Reported by UC San Diego Today:
New research out of the University of California San Diego and the University of Haifa is reshaping what we know about ancient seaborne trade in the eastern Mediterranean. Published recently in Antiquity, a new paper documents the first-ever discovery of Iron Age ship cargoes within a former port city in Israel and provides rare, direct evidence of trade in a period previously understood largely through land-based finds.
Spearheaded by UC San Diego’s Thomas E. Levy, co-director of the UC San Diego Qualcomm Institute Center for Cyber-Archaeology and Sustainability, a distinguished professor in the Division of Graduate Education and Postdoctoral Affairs and inaugural holder of the Norma Kershaw Chair in the Archaeology of Ancient Israel and Neighboring Lands in the Department of Anthropology, and Assaf Yasur-Landau, the founder of the University of Haifa’s Laboratory for Coastal Archaeology and Underwater Survey, the international research team has revealed new patterns of connectivity, commerce and political change in the region from the 11th to 6th centuries BCE.
The researchers uncovered three distinct submerged cargo assemblages in the Dor Lagoon—also known as Tantura Lagoon—on Israel’s Carmel Coast.

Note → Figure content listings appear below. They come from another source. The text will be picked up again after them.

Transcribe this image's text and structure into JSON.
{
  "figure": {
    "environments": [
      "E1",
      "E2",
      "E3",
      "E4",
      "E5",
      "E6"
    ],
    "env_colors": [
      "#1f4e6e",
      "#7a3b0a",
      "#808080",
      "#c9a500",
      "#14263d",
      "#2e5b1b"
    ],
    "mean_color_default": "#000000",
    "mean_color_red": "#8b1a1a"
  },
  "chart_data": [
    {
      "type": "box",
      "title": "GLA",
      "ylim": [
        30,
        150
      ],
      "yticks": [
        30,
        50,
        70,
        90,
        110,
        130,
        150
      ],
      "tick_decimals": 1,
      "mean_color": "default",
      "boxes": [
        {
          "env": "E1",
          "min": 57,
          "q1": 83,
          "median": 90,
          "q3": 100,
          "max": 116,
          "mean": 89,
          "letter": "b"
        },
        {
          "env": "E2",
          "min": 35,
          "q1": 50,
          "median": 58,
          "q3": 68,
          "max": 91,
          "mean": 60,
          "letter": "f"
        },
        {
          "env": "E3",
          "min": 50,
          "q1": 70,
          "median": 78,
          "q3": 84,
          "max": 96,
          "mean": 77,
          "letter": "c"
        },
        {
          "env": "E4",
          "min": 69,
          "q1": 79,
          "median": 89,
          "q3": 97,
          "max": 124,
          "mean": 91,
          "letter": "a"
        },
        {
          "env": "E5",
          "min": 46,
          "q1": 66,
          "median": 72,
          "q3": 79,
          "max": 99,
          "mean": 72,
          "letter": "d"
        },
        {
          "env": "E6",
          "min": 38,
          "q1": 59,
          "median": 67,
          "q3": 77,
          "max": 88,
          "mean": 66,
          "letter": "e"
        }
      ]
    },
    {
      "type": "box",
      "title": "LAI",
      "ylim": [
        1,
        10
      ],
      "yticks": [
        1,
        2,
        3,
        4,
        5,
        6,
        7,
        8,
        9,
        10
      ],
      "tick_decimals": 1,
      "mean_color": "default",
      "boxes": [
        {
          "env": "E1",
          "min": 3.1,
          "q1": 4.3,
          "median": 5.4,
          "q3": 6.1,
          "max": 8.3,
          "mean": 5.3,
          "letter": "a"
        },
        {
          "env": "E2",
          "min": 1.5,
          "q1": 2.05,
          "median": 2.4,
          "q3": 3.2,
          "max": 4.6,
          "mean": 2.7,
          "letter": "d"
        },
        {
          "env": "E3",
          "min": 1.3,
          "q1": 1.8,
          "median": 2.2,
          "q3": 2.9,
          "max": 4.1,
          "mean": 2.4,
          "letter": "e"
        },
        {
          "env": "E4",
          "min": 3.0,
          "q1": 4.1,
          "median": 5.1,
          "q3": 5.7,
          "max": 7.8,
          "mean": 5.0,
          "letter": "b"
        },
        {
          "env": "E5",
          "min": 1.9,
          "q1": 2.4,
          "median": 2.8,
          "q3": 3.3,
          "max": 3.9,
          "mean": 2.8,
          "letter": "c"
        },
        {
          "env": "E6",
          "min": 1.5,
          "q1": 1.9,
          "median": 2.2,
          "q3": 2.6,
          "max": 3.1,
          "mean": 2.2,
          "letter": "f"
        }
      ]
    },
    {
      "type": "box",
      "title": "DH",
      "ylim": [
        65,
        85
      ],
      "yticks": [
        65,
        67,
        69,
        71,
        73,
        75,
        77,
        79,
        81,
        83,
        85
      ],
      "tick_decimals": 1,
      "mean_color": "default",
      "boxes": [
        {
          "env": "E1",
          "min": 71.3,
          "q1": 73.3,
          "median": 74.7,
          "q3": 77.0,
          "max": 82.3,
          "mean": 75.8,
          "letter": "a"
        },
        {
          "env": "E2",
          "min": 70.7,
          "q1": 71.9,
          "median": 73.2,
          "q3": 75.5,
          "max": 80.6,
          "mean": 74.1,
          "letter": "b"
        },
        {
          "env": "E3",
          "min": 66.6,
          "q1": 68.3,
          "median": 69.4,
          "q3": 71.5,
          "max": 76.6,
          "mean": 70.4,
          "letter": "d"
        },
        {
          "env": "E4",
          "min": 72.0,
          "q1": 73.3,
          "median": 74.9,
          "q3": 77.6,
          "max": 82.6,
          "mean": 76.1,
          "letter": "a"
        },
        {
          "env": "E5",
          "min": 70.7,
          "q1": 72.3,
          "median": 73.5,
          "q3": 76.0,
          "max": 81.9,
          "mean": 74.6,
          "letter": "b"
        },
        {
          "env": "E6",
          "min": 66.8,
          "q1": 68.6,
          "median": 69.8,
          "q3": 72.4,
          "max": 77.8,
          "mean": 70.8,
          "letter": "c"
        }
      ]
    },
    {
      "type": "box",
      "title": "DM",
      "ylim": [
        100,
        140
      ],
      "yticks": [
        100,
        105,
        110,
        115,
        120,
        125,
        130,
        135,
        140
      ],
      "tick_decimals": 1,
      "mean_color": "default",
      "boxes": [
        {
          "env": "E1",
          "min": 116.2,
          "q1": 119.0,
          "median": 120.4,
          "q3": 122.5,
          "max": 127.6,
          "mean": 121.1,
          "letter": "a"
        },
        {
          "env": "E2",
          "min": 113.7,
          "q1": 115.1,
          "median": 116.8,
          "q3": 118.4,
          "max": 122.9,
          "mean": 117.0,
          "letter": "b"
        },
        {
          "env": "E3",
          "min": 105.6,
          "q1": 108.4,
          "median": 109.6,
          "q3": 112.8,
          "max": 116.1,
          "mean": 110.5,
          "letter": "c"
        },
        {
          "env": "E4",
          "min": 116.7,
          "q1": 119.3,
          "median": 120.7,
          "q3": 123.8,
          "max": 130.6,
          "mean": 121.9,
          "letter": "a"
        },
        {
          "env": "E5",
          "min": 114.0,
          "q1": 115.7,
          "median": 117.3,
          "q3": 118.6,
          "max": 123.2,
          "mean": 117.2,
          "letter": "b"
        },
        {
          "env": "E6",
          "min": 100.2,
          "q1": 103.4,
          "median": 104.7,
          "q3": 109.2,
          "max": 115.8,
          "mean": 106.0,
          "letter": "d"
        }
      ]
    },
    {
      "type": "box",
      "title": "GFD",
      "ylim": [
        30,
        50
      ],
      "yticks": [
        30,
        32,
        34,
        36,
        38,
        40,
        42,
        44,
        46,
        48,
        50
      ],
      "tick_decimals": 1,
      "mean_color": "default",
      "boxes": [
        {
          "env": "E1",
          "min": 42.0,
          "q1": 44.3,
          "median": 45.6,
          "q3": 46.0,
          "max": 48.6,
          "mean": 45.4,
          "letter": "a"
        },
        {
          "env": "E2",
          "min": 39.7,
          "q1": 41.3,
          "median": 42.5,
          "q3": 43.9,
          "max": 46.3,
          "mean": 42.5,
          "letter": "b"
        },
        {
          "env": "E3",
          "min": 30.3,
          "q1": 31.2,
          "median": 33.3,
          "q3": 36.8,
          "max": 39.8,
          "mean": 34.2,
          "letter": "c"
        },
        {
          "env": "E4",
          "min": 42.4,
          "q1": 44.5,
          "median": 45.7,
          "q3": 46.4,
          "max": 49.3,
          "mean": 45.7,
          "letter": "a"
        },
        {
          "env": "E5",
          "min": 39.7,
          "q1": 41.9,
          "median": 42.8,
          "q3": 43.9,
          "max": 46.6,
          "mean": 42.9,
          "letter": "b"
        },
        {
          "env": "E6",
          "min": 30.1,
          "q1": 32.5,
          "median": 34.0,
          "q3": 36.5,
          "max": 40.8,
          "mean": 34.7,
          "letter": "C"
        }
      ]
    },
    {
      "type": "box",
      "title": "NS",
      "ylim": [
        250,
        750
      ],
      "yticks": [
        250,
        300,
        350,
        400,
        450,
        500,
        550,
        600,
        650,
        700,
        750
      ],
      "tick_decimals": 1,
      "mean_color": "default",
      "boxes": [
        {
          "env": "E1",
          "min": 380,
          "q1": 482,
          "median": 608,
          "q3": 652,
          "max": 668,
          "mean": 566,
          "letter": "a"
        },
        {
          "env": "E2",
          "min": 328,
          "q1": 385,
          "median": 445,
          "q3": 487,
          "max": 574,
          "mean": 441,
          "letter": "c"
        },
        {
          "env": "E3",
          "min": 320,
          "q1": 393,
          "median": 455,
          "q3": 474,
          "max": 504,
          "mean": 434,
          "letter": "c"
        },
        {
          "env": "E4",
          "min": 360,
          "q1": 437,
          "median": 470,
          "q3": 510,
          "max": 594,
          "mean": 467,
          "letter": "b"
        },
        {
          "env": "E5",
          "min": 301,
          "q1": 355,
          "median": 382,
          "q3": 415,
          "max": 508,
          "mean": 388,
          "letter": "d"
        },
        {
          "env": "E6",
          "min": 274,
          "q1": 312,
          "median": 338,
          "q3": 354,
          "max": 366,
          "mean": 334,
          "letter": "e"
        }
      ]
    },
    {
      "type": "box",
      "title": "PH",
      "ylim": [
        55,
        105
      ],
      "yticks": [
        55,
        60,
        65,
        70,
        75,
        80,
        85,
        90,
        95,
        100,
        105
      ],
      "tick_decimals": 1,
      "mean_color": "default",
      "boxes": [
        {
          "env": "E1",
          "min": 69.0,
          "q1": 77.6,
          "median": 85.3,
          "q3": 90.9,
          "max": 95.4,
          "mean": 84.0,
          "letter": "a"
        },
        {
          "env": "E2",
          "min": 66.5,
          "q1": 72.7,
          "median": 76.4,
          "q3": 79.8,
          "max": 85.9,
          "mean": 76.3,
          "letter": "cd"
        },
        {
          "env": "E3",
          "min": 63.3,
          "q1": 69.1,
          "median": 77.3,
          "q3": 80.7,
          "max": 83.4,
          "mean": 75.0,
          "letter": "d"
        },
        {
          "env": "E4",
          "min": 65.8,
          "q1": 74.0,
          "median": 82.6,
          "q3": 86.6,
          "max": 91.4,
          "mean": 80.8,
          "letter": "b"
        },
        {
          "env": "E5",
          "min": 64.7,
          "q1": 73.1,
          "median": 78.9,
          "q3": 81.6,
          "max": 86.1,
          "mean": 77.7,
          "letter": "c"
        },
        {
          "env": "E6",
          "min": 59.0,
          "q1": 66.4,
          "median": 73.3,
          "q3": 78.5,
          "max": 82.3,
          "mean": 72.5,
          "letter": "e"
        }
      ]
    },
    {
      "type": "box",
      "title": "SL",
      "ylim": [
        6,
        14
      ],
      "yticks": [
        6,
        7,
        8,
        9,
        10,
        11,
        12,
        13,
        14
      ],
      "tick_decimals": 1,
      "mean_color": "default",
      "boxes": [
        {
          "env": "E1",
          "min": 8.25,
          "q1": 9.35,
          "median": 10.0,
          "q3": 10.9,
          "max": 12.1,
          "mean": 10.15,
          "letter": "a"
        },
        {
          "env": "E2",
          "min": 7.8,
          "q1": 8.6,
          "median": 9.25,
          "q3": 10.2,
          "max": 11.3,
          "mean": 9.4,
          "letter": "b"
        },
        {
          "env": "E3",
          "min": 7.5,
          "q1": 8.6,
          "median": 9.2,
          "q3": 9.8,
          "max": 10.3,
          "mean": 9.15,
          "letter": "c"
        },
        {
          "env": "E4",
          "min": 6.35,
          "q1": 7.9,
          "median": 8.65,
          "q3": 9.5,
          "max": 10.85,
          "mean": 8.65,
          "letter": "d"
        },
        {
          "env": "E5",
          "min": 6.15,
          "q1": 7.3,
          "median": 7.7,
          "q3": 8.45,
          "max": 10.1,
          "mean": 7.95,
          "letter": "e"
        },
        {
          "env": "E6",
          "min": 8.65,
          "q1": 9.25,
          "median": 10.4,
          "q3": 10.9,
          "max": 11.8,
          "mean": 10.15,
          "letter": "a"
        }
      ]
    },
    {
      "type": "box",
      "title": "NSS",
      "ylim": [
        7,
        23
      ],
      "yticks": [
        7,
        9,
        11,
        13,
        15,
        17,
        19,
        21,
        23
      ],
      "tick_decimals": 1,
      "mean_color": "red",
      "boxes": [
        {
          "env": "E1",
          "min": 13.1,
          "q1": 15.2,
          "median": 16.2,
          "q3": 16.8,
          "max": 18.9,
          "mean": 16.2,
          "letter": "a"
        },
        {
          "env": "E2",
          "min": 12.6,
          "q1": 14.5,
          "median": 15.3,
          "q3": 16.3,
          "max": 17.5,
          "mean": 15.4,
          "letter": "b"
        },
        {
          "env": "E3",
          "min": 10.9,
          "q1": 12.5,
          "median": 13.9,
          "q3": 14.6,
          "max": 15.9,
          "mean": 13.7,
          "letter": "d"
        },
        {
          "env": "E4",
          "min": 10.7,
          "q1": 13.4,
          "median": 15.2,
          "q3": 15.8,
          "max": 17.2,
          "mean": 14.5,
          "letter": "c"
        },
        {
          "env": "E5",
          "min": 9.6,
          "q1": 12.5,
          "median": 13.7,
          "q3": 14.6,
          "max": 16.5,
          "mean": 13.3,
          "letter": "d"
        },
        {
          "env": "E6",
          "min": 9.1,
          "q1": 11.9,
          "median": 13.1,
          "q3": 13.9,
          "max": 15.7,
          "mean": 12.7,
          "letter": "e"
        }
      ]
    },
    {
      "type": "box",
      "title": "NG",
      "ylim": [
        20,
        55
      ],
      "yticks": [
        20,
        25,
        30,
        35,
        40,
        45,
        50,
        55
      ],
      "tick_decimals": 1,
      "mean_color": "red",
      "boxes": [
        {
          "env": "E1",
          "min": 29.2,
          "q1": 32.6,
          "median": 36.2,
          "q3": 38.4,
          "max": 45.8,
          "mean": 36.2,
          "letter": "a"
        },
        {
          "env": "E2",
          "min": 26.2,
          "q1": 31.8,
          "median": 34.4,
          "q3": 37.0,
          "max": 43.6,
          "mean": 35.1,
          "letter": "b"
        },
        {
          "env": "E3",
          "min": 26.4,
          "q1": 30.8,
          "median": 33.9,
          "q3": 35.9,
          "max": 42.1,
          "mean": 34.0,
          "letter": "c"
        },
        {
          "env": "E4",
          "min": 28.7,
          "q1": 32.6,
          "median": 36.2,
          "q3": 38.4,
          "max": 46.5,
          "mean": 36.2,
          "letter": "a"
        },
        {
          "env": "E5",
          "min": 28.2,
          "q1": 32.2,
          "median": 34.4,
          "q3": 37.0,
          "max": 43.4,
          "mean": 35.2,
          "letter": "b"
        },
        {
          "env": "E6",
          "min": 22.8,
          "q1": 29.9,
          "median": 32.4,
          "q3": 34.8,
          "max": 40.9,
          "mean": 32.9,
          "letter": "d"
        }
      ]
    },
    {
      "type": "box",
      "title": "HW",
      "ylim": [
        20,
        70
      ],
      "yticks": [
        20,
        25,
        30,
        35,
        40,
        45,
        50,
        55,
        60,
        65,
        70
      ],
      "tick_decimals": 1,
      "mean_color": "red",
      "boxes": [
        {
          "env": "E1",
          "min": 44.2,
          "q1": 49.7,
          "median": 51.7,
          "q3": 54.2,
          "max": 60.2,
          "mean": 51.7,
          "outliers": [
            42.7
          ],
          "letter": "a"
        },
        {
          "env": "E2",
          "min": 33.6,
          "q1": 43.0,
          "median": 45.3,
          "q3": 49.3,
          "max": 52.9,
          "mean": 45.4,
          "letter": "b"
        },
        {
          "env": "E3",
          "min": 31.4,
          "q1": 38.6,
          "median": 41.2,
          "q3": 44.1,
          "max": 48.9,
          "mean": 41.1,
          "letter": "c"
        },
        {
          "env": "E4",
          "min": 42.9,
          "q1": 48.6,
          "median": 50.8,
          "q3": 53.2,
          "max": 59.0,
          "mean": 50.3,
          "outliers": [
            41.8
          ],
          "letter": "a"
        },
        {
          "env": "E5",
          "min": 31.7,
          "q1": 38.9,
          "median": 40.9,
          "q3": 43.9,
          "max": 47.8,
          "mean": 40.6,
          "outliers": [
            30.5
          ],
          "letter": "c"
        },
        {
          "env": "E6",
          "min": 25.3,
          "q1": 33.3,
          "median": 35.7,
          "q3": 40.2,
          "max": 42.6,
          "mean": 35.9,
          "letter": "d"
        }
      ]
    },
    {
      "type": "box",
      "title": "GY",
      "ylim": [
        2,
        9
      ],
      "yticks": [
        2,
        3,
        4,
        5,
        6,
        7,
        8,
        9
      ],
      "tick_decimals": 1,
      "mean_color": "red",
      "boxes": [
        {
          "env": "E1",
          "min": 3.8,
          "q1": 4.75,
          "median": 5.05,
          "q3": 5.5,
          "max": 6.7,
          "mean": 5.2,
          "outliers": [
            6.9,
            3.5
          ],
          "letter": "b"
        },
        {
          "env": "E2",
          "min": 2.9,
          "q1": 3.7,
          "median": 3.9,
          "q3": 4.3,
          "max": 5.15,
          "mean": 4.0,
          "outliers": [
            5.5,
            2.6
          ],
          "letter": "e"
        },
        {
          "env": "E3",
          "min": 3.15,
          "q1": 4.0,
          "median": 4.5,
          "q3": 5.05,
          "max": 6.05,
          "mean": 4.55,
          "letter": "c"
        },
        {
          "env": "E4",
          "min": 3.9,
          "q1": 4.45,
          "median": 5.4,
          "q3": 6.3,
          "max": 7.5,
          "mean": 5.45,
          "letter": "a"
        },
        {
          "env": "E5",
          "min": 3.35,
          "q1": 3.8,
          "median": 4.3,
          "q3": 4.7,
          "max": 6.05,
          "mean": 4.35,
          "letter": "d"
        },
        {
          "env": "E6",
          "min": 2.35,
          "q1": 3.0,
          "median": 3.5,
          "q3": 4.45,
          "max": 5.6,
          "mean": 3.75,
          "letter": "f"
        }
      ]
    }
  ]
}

This was once home to the bustling port city of Dor, which sat at the crossroads of Egyptian, Phoenician and later Assyrian and Babylonian trade.
These are among the very few Iron Age cargoes known across the entire Mediterranean and the first tied to a known Iron Age port city in the southern Levant.
The project is part of the long-running marine and cyber-archaeology collaboration between UC San Diego’s Center for Cyber-Archaeology and Sustainability and the University of Haifa’s School of Archaeology and Maritime Cultures. Through this partnership, researchers combine cutting-edge technologies like 3D modeling, multispectral imaging and digital mapping with traditional archaeological excavation to explore submerged cultural heritage.